Baker, J., Bell, M., Jackson, L., Renshaw, R., Vallis, G., Watson, A., Wood, R. (2023): Overturning pathways control AMOC weakening in CMIP6 models, XXVIII General Assembly of the International Union of Geodesy and Geophysics (IUGG) (Berlin 2023).
https://doi.org/10.57757/IUGG23-1606

Cite as: https://gfzpublic.gfz-potsdam.de/pubman/item/item_5017998

Abstract

Future projections indicate the Atlantic Meridional Overturning Circulation (AMOC) will weaken and shoal in response to global warming, but models disagree widely over the amount of weakening. We analyse the overturning pathways in 27 CMIP6 models to assess their impact on this weakening.
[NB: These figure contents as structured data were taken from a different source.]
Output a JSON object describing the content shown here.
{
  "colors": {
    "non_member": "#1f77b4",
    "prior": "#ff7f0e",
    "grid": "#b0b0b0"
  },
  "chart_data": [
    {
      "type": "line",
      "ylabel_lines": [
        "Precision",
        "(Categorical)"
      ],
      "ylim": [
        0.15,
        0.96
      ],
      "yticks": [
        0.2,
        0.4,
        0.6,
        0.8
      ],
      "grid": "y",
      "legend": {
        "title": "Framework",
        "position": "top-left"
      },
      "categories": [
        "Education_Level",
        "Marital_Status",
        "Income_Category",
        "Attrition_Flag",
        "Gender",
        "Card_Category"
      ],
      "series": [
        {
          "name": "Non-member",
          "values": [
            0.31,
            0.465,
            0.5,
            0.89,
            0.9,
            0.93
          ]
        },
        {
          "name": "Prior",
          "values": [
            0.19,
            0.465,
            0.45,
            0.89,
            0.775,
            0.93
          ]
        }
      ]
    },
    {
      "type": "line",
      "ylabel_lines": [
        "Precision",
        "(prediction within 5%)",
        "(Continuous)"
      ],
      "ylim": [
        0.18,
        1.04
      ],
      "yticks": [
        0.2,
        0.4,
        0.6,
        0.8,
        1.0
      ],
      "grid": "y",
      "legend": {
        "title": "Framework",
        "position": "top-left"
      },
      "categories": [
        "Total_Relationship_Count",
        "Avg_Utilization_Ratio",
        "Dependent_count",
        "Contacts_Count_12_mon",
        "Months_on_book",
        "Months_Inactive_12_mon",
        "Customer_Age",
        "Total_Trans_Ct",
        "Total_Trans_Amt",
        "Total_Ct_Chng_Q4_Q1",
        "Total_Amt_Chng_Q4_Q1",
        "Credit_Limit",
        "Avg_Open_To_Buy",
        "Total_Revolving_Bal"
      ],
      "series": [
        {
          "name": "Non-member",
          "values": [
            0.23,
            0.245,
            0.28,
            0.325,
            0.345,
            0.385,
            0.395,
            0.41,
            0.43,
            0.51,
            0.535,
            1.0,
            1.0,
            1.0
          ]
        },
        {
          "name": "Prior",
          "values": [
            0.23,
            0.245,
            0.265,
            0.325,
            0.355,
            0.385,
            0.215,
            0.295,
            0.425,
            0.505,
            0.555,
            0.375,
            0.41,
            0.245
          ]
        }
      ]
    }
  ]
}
Models with a larger pathway of North Atlantic Deep Water into the Indo-Pacific Ocean that is upwelled by diffusion, but does not later upwell in the Southern Ocean, weaken most in response to warming. The historical magnitude of this Indo-Pacific pathway is a stronger predictor of AMOC weakening than the historical AMOC strength. The strong relationship between this pathway and AMOC weakening is due, in part, to the historical magnitude of this pathway acting as an upper limit on the magnitude of its reduction. Decreases in this pathway are related to decreases in the Atlantic diffusive upwelling pathway, whereas the pathway that upwells via the Southern Ocean winds remains relatively steady. An emergent constraint relationship constrained by the Indo-Pacific pathway inferred from four observation-based estimates implies a wide range of AMOC weakening under a high greenhouse gas emission scenario of 29% to 61% by 2100. Our results suggest that improved observational constraints on this pathway could substantially reduce uncertainty in future AMOC decline.